It was a dark and early start to the day when 38 TU3A members travelled by coach to the National Theatre on Thursday 12th January 2017, and it turned out to be extremely wet followed by snow sweeping across the motorway on our way home. Our driver, Rob, progressed steadily northwards through the South London traffic, past tattoo parlours, ‘open all hours’ shops and food outlets interspersed with the numerous denominational churches and occasional surprising architectural treasures arriving in good time for our welcome of coffee and biscuits in the NT cafe.
We had a while to wait until our tour was ready, so some of us went out for some very fresh air and a walk along the river, while others used the time to explore the Wolfson Gallery and view the interesting Art of Make Believe exhibition which depicted the staging of children’s classic stories and interactive acting skills.
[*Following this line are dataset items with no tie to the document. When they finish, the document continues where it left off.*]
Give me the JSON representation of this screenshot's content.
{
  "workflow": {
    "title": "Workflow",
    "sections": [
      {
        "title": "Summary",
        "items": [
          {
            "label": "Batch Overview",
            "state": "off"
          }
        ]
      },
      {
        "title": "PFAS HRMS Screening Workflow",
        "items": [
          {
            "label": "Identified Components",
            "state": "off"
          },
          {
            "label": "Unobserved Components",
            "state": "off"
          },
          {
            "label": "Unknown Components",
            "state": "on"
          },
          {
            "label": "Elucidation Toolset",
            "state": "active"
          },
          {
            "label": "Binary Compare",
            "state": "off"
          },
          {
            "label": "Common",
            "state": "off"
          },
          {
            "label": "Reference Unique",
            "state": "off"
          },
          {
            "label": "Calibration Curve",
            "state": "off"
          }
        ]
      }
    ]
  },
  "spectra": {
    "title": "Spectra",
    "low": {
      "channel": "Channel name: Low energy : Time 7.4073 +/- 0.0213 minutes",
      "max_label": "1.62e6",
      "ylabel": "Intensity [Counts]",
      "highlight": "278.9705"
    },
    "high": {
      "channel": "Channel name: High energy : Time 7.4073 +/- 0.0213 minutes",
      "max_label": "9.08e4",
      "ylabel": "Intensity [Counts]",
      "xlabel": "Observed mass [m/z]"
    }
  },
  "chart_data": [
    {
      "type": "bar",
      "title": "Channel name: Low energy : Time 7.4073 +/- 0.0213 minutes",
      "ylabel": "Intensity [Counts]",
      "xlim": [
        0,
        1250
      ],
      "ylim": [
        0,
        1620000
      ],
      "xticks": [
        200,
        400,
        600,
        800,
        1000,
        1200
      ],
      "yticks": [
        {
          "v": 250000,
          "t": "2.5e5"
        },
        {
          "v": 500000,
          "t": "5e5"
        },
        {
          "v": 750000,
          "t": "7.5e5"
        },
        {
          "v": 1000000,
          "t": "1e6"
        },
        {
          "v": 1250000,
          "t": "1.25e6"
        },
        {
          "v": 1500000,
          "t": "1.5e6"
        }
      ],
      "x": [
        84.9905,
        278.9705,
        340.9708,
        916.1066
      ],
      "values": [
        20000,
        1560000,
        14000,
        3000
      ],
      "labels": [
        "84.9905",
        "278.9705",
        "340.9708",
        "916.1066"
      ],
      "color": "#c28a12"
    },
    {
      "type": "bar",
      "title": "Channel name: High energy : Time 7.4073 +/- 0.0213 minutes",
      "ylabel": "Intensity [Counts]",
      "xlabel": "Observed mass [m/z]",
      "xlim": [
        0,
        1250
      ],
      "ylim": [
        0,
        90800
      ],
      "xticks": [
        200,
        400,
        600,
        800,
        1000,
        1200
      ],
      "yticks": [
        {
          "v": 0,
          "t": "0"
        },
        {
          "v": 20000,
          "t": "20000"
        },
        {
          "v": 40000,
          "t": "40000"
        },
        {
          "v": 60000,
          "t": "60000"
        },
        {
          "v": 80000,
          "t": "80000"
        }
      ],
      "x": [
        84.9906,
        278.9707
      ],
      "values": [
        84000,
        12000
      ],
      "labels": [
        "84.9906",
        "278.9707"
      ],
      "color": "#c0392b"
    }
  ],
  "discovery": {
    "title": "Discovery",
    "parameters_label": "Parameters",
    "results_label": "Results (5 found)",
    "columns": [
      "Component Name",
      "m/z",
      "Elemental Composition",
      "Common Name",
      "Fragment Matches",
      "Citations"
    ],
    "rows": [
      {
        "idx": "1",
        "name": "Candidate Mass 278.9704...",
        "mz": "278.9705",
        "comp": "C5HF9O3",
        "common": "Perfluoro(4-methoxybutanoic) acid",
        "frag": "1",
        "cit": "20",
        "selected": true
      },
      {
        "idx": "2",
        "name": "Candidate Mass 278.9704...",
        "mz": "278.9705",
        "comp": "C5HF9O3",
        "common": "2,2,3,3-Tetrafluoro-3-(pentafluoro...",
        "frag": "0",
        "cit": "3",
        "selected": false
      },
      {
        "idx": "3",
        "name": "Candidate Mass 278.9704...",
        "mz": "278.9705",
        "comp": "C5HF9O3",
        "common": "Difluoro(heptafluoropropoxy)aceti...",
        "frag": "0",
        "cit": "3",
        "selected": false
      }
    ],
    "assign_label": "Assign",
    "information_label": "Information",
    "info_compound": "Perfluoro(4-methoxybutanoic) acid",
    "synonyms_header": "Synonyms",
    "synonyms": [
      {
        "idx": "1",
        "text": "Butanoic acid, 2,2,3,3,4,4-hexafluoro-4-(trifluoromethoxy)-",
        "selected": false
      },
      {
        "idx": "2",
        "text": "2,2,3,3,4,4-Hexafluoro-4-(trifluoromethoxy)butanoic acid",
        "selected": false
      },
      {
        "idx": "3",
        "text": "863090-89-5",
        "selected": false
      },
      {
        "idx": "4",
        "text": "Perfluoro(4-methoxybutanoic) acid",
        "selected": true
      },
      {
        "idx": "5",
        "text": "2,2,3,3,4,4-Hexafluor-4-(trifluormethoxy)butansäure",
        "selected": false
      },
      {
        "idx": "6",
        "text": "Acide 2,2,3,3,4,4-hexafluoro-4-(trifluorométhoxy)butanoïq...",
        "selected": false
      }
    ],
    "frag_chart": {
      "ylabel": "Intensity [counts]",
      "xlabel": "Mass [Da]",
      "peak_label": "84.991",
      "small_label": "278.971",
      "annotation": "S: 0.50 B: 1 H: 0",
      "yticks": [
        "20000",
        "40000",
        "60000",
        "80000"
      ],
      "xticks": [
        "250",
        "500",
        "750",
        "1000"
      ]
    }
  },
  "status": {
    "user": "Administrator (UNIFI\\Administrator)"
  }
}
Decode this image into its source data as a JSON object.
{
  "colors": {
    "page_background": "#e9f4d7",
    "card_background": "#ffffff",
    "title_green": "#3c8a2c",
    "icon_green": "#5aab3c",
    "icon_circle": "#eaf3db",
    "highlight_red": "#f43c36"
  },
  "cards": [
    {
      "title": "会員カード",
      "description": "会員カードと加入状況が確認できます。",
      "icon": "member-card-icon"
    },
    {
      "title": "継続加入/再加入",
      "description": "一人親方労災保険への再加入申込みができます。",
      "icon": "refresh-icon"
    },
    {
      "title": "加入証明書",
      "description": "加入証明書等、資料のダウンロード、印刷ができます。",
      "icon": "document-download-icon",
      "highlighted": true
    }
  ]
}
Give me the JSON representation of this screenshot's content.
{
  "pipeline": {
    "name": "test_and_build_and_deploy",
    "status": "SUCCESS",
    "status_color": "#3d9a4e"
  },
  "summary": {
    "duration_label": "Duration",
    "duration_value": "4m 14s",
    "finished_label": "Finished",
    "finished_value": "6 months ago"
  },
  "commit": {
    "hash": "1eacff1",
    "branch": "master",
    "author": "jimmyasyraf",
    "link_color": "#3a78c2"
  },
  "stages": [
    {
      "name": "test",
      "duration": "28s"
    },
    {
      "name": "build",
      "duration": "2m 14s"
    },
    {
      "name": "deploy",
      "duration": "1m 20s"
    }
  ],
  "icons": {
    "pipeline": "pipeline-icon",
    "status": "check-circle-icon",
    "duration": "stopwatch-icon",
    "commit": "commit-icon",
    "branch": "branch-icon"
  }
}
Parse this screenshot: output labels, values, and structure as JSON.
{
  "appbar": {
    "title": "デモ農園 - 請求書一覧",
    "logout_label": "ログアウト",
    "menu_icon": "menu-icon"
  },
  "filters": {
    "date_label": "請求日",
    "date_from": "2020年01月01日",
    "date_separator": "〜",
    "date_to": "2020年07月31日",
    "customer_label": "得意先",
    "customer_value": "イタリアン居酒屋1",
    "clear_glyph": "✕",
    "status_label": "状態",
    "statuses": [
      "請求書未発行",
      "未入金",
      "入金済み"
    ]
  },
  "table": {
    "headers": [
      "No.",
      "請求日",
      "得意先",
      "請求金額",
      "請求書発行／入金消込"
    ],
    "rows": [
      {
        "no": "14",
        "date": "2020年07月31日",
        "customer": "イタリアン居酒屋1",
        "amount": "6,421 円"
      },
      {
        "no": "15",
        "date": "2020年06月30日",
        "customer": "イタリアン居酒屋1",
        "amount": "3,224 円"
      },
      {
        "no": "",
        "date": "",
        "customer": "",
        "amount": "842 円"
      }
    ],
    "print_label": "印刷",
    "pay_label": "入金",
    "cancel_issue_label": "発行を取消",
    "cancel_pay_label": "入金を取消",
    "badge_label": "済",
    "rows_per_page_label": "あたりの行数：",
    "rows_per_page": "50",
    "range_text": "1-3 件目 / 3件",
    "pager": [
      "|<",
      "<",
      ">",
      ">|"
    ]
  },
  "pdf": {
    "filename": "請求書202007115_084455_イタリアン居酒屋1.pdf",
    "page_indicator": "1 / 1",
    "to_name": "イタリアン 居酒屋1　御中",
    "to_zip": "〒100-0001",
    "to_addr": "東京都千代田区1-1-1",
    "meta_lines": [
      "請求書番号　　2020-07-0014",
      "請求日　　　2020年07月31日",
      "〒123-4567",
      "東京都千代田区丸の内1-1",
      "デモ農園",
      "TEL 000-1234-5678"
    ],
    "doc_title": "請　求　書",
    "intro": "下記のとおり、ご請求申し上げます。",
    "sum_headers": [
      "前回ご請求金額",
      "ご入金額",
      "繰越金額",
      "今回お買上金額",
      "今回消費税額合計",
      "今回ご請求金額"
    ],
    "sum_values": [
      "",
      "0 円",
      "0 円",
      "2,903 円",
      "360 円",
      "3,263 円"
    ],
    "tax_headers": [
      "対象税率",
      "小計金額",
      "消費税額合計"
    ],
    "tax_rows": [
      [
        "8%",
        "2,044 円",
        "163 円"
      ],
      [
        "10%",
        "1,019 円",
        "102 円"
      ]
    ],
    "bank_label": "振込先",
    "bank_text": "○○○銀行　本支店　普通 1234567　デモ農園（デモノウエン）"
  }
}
We were split into two groups and taken around the National Theatre to view backstage work and the props department. Our guides, Emily and Sophie, were extremely knowledgeable about the history of the theatre and the work of the technicians.Prior to the design/building of the Olivier Theatre a team visited the wonderful theatre at Epidauros, in the Peloponnese, where they examined the acoustics and general layout/seating.These ideas they transferred to the Olivier, giving it the benefit of ideal acoustics and uninterrupted viewing. An NT Live production of Amadeus was due to be rehearsed ready for transmission in February in the main Olivier Theatre, so not only was there complicated lighting on hoists, and an array of cameras strategically positioned but there were also technicians doing sound checks around the theatre and on stage. There is what is called a ‘drum’ in the floor of stage, a sort of lift, which can be used to transfer tonnes of scenery on and off stage. Over this were runners for the false proscenium arch, part of the Amadeus scenery, to be brought from back to front stage when the script determines.
The other two stages, The Lyttleton and The Dorfman are quite different. The former a more traditional stage and the latter being completely open to the audience on 3 sides, and sometimes 4.
To finish off we were taken along the Sherling High Level Walkway, to look down into the huge warehouse spaces and watch artists painting scenery, making tables and some puppets out of expanded polystyrene. Carpenters were engineering huge sets of stairs. Every production is so different it is difficult to re-use much of what is made, so after a production run most is taken away for re-cycling.
The next stage of our visit was to arrive at the London Eye landing stage and board our boat for the trip down the river to Greenwich. By this time we were dodging puddles as the rain was seriously coming down, thankfully the boat was comfortable and warm and we settled down to a very entertaining commentary by one of the crew members, who pointed out buildings and bridges of interest, including of course the Houses of Parliament, the National Theatre, not the prettiest of buildings architecturally, Blackfriars and Tower bridges, many of the historical public houses and the Cutty Sark.
It was a short walk from Greenwich Pier to board our coach and we settled down, trying to dry out, allowing Rob to steer us safely through the blizzard which developed as we reached slightly higher ground.
Many thanks to the organisers, Neil Shilling and Geoff Sharp, for such a well organised and most entertaining day. We look forward to the next trip with TU3A.